C’est une affaire médicale devenue judiciaire, puis emblématique. Treize ans après les faits, le tribunal correctionnel de Bordeaux a reconnu une série de fautes graves dans la prise en charge de Priscilla Dray, une patiente amputée des quatre membres après une infection non traitée à temps.
Les audiences se sont tenues en février dernier, dans un climat tendu. Deux médecins comparaissaient pour blessures involontaires : le Dr Martial Dekhili, de garde lors du premier passage de la patiente aux urgences du CHU de Bordeaux, et le Dr François Vandenbosche, chef de clinique le lendemain. Tous deux ont été confrontés à une question centrale : comment une femme jeune, en bonne santé, venue consulter deux fois en moins de 24 heures, a-t-elle pu ressortir amputée des bras et des jambes ?
Les faits remontent au 23 juillet 2011. Priscilla Dray, 36 ans, arrive aux urgences gynécologiques de Bordeaux quelques heures après une interruption volontaire de grossesse. Elle se plaint de fièvre et de maux de tête. Un interne l’examine, mais aucun antibiotique ne lui est prescrit. Elle est renvoyée chez elle.
Le lendemain, elle revient. Son état s’est aggravé. Elle apporte un courrier d’un médecin généraliste, qui recommande expressément une hospitalisation. Ce document ne sera pas pris en compte. Le médecin sénior ne l’examine pas, et la patiente reste prise en charge par une interne inexpérimentée. Elle attend. Longtemps.
Il faudra plus de quatre heures et demie avant l’administration du premier traitement antibiotique. Un retard fatal : la septicémie se généralise. L’urgence vitale est engagée. Priscilla Dray est plongée dans le coma. Elle survit, mais au prix d’une quadruple amputation.
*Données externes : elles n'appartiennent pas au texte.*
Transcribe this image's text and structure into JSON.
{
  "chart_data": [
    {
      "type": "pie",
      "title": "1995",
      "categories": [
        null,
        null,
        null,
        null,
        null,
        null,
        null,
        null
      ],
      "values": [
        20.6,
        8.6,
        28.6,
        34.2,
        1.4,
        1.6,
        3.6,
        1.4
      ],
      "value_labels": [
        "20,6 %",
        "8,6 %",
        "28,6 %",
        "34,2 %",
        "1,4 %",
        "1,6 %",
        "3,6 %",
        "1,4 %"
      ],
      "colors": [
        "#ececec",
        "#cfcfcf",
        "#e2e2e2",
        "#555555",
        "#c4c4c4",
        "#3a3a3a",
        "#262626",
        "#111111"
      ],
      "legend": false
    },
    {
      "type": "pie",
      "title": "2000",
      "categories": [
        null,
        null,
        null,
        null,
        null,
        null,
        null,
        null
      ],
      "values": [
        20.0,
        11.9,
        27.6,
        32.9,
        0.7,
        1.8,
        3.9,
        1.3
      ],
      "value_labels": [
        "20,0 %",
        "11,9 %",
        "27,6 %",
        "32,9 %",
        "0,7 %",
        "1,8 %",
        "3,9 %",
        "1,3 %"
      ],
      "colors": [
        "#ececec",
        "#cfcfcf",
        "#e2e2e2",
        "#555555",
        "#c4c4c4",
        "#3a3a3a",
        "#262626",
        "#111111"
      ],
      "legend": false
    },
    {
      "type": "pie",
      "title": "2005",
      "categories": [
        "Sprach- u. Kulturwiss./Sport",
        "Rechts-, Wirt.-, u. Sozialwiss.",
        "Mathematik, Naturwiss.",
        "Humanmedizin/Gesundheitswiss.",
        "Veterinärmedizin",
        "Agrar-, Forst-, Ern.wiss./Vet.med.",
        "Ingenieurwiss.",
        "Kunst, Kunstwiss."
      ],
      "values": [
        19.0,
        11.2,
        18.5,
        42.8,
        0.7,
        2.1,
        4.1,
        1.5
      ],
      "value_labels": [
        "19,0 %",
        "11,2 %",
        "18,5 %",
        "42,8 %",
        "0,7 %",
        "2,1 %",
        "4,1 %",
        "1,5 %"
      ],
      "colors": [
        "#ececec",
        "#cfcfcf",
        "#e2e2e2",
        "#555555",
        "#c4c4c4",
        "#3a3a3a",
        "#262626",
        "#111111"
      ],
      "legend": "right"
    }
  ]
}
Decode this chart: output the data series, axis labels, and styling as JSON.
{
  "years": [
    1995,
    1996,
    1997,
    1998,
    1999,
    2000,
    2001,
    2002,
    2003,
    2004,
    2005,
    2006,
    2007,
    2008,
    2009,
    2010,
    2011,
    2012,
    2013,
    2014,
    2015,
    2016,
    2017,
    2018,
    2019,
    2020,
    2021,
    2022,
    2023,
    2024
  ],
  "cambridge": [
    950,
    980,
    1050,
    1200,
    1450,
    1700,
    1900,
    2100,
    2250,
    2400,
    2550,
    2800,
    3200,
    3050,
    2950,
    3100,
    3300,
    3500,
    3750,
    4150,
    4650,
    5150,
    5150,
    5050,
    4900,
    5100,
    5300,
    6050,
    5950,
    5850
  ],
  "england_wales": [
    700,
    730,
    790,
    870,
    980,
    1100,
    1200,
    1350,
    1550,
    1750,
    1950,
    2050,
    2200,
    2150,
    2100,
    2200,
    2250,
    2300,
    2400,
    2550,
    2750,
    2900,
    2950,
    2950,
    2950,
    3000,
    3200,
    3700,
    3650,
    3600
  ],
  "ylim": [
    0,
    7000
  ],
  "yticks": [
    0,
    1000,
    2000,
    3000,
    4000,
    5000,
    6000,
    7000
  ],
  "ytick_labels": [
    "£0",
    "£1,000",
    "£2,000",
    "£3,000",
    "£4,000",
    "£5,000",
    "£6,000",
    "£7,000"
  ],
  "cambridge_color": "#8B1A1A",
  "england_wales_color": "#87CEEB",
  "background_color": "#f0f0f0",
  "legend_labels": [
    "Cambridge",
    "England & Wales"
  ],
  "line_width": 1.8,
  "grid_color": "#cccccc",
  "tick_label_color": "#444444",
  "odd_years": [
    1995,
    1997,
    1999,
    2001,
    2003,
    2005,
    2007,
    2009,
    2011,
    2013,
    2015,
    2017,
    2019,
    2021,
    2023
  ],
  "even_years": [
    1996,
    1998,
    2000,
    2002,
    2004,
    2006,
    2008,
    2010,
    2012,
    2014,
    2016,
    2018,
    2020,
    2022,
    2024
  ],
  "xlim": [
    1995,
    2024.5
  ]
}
Le procès a souligné une succession de négligences individuelles, mais aussi des failles dans l’organisation du service d’urgence. Le courrier d’adressage oublié, l’absence d’évaluation par un médecin confirmé, le manque de suivi… autant d’éléments que la justice a qualifiés de fautes « caractérisées ».
Ce lundi 14 avril, le tribunal a condamné les deux médecins. Le Dr Martial Dekhili a été condamné à six mois de prison avec sursis, assortis d’une amende de 8 000 euros. Son confrère, le Dr François Vandenbosche, plus lourdement mis en cause, écope de neuf mois de sursis, également accompagnés de 8 000 euros d’amende.